Afternoon everyone, a few questions please. I am not currently using anything medication wise for the P or PsA but am on Citalopram, Imipramine, Robaxin, Tramadol, Pregablin and a statin mainly for my ME. Also I am not currently seeing a dermatologist or rheumatologist. Basically I had given up on helping the psoriasis long term and I’ve just stopped taking Naproxen which was prescribed by my GP for the arthritis.
Having read a lot recently about new meds and meds that can help with both I am going to see my GP and ask for a referral to rheumatology. So my questions:
Do the meds also help with the psoriasis?
What would you recommend medication wise? I was going to ask about Methotrexate injections?
Any advise would be great please. Thank you xx
Hi there, I have just read through your earlier post, and am soo sorry to hear where things are at for you!!
I’m fairly new to this PsA thing, and only ever had very mild psoriasis, but what I can say is that the Methotrexate (I take the pill form) has almost cleared up my psoriasis completely, now I don’t even notice it is there at all, and if a small patch crops up one or two applications of Micreme sorts it out ASAP, I have also found the Methotrexate helps a lot with the fatigue as well (it’s not completely sorted, but I am functioning soo much better).
Initially I would get a tiny little flare of the psoriasis the day after I took the methotrexate, but it settled down within 24 hours, and that only happened for the first few weeks.
If your GP has diagnosed the PsA I’d say try talking to him/her about a rheumy appointment and some medication too… it was a GP that started me on a trial of Methotrexate while waiting to get rheumy appointment.
All the best with all you have going on!! Keeping fingers crossed that you are able to get some treatment and some relief quickly!!
Thanks Janson. I am hoping to get Drs appointment this week so I will ask about the methotrexate while I wait for rheumatology appointment which will takes a few months I am sure.
Thank you xx
The methotrexate didn’t help a whole lot with my P long term.
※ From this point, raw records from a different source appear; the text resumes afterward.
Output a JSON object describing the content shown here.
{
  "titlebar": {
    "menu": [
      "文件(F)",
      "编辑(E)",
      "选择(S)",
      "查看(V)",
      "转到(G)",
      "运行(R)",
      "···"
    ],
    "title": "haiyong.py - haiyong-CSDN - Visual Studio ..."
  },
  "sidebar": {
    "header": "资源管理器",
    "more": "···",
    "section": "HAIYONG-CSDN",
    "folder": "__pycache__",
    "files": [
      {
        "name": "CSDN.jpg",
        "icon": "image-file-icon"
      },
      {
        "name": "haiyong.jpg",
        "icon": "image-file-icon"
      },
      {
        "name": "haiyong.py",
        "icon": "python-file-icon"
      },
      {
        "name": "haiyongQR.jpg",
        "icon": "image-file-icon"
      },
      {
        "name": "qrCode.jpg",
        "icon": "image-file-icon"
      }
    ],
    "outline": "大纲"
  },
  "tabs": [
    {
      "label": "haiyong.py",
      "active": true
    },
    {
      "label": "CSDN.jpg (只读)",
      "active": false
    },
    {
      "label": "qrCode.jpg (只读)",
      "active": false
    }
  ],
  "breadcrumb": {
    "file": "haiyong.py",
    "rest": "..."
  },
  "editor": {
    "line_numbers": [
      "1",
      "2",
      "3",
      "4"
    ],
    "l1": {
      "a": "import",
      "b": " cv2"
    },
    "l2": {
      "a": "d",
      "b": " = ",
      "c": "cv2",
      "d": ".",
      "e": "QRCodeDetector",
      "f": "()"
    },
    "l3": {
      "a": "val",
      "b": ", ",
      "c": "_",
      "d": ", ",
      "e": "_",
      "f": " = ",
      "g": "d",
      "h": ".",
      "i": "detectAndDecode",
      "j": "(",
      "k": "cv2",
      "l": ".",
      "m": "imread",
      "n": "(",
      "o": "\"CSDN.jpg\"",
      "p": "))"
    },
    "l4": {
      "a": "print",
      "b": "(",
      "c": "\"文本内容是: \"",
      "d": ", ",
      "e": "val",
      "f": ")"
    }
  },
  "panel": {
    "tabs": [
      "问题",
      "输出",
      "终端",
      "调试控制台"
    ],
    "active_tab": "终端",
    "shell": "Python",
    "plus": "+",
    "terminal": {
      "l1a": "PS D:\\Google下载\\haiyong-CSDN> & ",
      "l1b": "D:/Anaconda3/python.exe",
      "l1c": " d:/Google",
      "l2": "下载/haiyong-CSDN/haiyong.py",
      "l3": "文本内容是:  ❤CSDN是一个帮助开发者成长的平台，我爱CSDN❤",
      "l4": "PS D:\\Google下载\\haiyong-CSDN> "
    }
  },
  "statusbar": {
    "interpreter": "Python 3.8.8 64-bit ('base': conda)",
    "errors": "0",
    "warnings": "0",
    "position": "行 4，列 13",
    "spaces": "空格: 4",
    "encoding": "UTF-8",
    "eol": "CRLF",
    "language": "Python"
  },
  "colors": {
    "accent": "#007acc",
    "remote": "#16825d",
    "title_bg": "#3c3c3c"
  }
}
There was definite short term improvement, and at the time I was dx’d with psoriatic arthritis it was fairly mild, except on my scalp. The biologics though cleared it almost immediately. I now only get a small patch here and there occasionally, and my scalp P is really mild now.
Of course YMMV, I think several people have seen more improvement with DMARDs than I have, so it kind of depends on how well you respond to them on an individual level.
Just a thought… when you see your doctor ask him/her about seeing a dermatologist for the psoriasis too… it might be quicker to see a dermatologist (not sure though) and they should know about the PsA too… besides, any relief you can get for anything has to be a good thing, right?
Hi there. I had inverse psoriasis many years ago for a long while. However, thankfully it eventually disappeared for quite some time. Since being diagnosed with PsA I’ve had a big psoriasis flare up, of which inverse was the least troublesome (mine doesn’t hurt as such) but the whole episode was associated with stopping Mtx. Once I went back on Mtx, some 9 months later, the psoriasis which covered much of my body cleared up very rapidly.
It could be that the withdrawal of Mtx triggered my psoriasis, perhaps it would have happened had I stopped any drug. I’ve heard anecdotally that psoriasis sometimes flares for a while when people stop smoking, for example. However psoriasis is treated with Mtx and for me, whatever the mechanism, it seems to keep psoriasis at bay very effectively.
Additionally, when a patch of psoriasis was biopsied during the flare up, the result came back as ‘partially treated’ psoriasis. At the time I was on humira alone. So although Humira clearly wasn’t doing a wonderful job of treating the skin condition, the biopsy suggested that it was doing something!